Der Franco-Schwager dürfte einer der letzten noch lebenden Politiker sein, der noch persönlich mit Hitler und Mussolini verhandelt hat. Er nahm auch an dem historischen Treffen Francos und Hitlers am 23. Oktober 1940 in Hendaye teil. Dennoch trug er wenig dazu bei, die damals undurchsichtige Rolle des Franco-Regimes aufzuhellen. "Er hat dazu nie etwas Interessantes gesagt, dafür aber eine Reihe von Unwahrheiten in die Welt gesetzt", meint der Historiker Angel Vinas.
Ob die Spanier es wirklich Franco zu verdanken hatten, dass ihnen damals der Kriegseintritt erspart blieb, ist unter Experten umstritten. "Wer Spanien den Krieg erspart hat, war nicht so sehr Franco, sondern Hitler, der an Südeuropa wenig Interesse hatte", meint der Historiker Javier Tusell.
1942 setzte Franco den zweitmächtigsten Mann des Regimes plötzlich ab. Dem Diktator war nicht entgangen, dass der gewiefte Jurist auf ihn und die anderen Militärs mit einer gewissen Arroganz und Verachtung herabblickte. Zudem hatte sich das Kriegsglück zu Ungunsten Hitlers gewendet.
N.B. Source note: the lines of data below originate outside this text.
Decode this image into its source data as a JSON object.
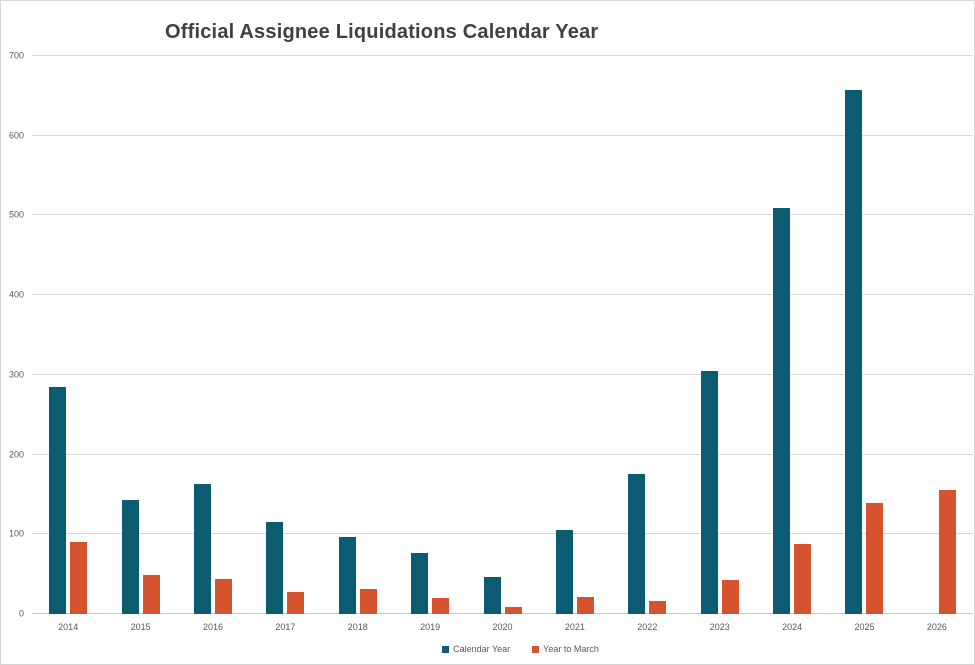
{
  "chart_data": {
    "type": "bar",
    "title": "Official Assignee Liquidations Calendar Year",
    "categories": [
      "2014",
      "2015",
      "2016",
      "2017",
      "2018",
      "2019",
      "2020",
      "2021",
      "2022",
      "2023",
      "2024",
      "2025",
      "2026"
    ],
    "series": [
      {
        "name": "Calendar Year",
        "color": "#0B5B73",
        "values": [
          285,
          143,
          163,
          116,
          97,
          77,
          47,
          105,
          176,
          305,
          509,
          657,
          null
        ]
      },
      {
        "name": "Year to March",
        "color": "#D5532F",
        "values": [
          90,
          49,
          44,
          27,
          31,
          20,
          9,
          21,
          16,
          43,
          88,
          139,
          156
        ]
      }
    ],
    "xlabel": "",
    "ylabel": "",
    "ylim": [
      0,
      700
    ],
    "y_ticks": [
      0,
      100,
      200,
      300,
      400,
      500,
      600,
      700
    ],
    "grid": "horizontal",
    "legend_position": "bottom-center",
    "colors": {
      "gridline": "#D9D9D9",
      "baseline": "#C9C9C9",
      "axis_text": "#595959",
      "title_text": "#404040",
      "background": "#FFFFFF",
      "border": "#D6D6D6"
    }
  }
}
Serrano war wegen einer Reihe von Frauengeschichten ohnehin bei seinem Schwager in Ungnade gefallen. Mit seinen außerehelichen Affären hatte er vor allem Francos Gattin Carmen Polo gegen sich aufgebracht. Dona Carmen, die Schwester von Serranos Frau, nahm dem Schwager übel, dass er ihre Schwester betrog.
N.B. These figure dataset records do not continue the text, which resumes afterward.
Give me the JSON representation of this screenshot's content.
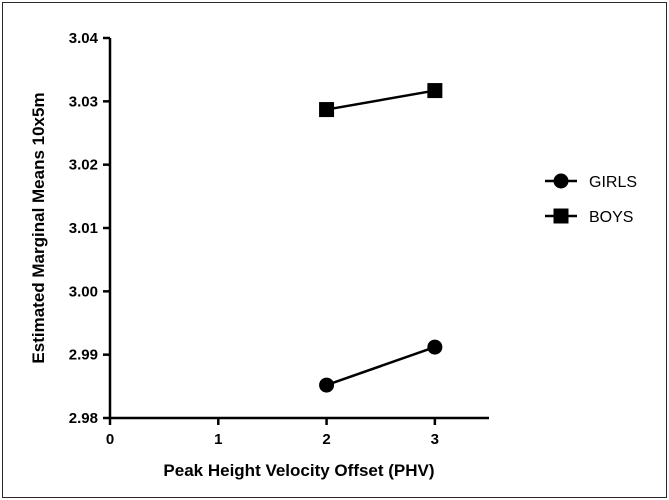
{
  "chart_data": {
    "type": "line",
    "title": "",
    "xlabel": "Peak Height Velocity Offset (PHV)",
    "ylabel": "Estimated Marginal Means 10x5m",
    "xlim": [
      0,
      3.5
    ],
    "ylim": [
      2.98,
      3.04
    ],
    "x_ticks": [
      0,
      1,
      2,
      3
    ],
    "x_tick_labels": [
      "0",
      "1",
      "2",
      "3"
    ],
    "y_ticks": [
      2.98,
      2.99,
      3.0,
      3.01,
      3.02,
      3.03,
      3.04
    ],
    "y_tick_labels": [
      "2.98",
      "2.99",
      "3.00",
      "3.01",
      "3.02",
      "3.03",
      "3.04"
    ],
    "grid": false,
    "legend_position": "right",
    "series": [
      {
        "name": "GIRLS",
        "marker": "circle",
        "color": "#000000",
        "points": [
          {
            "x": 2,
            "y": 2.9852
          },
          {
            "x": 3,
            "y": 2.9912
          }
        ]
      },
      {
        "name": "BOYS",
        "marker": "square",
        "color": "#000000",
        "points": [
          {
            "x": 2,
            "y": 3.0287
          },
          {
            "x": 3,
            "y": 3.0317
          }
        ]
      }
    ]
  }
}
Nach seiner Absetzung verschwand Serrano von der politischen Bühne. Er erwarb als Anwalt und Firmenchef ein Vermögen. Über seine Vergangenheit hüllte er den Mantel des Schweigens. Er wurde nie dafür zur Rechenschaft gezogen, dass er den diktatorischen Franco-Staat mit aufzubauen half. Damit ist er ein lebendes Symbol für die fehlende Vergangenheitsbewältigung in Spanien, wo keiner der Führer des Franco-Regimes jemals vor Gericht gestellt worden ist.